炎の陽明学~山田方谷伝~ を読んで2/3

炎の陽明学、第2章からいよいよ藩政改革が始まります。

方谷が藩の元締め役兼吟味役(財務大臣)を任せられた当時、藩の財務状態は、実高2万石で10万両の借金+利子が毎年約1万両ずつ増えていく悲惨な状態でした。

藩政改革者として有名な上杉鷹山は、実高15万石の米沢藩で、20万両の借金を100年近くかけて返済しました。(存命中には果せず)

上記の例を見ても、2万石で10万両の借金というのは当時大変なものだったことが伺えます。

方谷はなんと、この借金を8年足らずで完済、かつ、10万両のプラスに変えてしまいました。

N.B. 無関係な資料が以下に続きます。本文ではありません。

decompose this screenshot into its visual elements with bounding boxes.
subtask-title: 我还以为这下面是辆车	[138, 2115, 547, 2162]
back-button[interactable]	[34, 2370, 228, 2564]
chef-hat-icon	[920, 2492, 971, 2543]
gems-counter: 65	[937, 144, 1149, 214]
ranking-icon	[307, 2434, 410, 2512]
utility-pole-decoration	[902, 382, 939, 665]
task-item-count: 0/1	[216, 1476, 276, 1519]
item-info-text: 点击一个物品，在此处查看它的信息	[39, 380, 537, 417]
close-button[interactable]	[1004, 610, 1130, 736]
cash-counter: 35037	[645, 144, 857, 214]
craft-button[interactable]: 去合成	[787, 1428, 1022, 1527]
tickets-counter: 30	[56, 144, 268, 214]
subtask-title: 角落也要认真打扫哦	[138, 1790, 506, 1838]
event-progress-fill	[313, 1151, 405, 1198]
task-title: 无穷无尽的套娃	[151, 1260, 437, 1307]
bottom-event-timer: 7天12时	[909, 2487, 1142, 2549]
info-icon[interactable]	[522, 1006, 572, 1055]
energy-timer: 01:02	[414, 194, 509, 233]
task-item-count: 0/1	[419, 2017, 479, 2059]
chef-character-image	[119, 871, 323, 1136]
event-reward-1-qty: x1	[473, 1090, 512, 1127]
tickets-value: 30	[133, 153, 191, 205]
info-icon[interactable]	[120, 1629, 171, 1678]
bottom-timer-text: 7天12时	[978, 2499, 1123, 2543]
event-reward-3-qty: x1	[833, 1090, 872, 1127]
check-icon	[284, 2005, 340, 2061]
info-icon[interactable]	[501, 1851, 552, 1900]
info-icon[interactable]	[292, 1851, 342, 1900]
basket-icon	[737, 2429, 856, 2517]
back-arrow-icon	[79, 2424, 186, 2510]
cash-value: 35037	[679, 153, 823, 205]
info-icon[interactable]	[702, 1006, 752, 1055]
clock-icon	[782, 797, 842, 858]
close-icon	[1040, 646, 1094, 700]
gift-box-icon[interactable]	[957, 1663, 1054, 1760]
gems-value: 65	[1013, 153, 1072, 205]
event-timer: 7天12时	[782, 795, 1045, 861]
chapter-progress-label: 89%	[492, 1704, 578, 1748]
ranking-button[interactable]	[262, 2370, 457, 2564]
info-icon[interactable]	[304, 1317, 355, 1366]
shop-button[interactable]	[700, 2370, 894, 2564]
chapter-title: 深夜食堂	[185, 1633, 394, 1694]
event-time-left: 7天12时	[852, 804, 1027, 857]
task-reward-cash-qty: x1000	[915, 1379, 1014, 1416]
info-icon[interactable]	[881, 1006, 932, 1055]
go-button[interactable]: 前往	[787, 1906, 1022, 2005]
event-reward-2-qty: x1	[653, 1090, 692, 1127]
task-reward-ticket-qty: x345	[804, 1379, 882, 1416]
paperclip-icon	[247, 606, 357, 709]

なぜ、このような改革を達成することができたのか、その能力を本書から三点挙げてみたいと思います。

一、人の心を汲み取る能力・人情の機微を捉える能力

農商出身者が藩の財務責任者になるという大抜擢により、藩政に携わる上級武士からは妬みを、改革に伴う大々的な倹約令により、民からは恨みを、、、このような状態で改革を成し遂げるには、人情を察し、相手を立てる能力がなければ、誰も従ってくれません。

二、ケーススタディ・歴史に学ぶ能力

ただの儒学者では、財政改革はとても為しえません。方谷が凄いのは、幼い頃からの勤勉さによって、中国歴代の財政改革への造詣も深かったことにあります。現代で言えば、MBAのケーススタディのようなものでしょうか。人は知っていれば、ある程度対応できるもの。未知との遭遇をなるべく回避するために、歴史から学ぶのだと思います。

三、デモンストレーション能力

絶望的な改革を成功させるためには、内外の士気を高めそれを維持する必要があります。方谷は、前例の無い様々なデモンストレーションを継続的に行い、藩政に関わる者、また民衆の意識を鼓舞し続けて改革に取り組みました。

一例をあげると、

当時、信用が地に落ちた紙屑同然の藩札を民から買い取りかき集め、それを一日がかりで、全て燃やし尽くす。というイベントです。これには、藩の内外から人が群がり、もったいない、もったいないと言いながらも、面白半分。その火を見つめたそうです。
このデモンストレーション直後に発行した新藩札は、民の信頼を得て広く普及し経済の潤滑油となったという逸話があります。

現代資本主義の視点からみるとこの改革は目新しくないのかもしれませんが、まだまだ金本位制度であった当時、この偉業を成し遂げたのには脱帽です。

偉人の生き様」だけではなく、現代の問題を解決するための、「ケーススタディ」も今後学んでいく必要があると、改めて歴史に学ぶ重要性を実感しました。

また、「人情の機微」は松下幸之助翁も相当に気を配られた点。人との関係で生きている世界。人の心を汲み、自分より人という精神を養わなければと思いました。

デモンストレーション能力というのは、新しい気付きです。
なるほど確かに。事を起こすとき、萎えそうな気持ちを鼓舞し継続させるとき、反発がおきると予想されるとき、、、それぞれ、かなりのエネルギーが必要だったり、エネルギーの矛先を変化させる必要があったりします。そういったエネルギーの操作をデモンストレーションを通じて行ったというのは非常に勉強になりました。

まだまだ歴史から学ばなければならないことが多くありそうです。
今後も、より一層精進していきたいと思いました。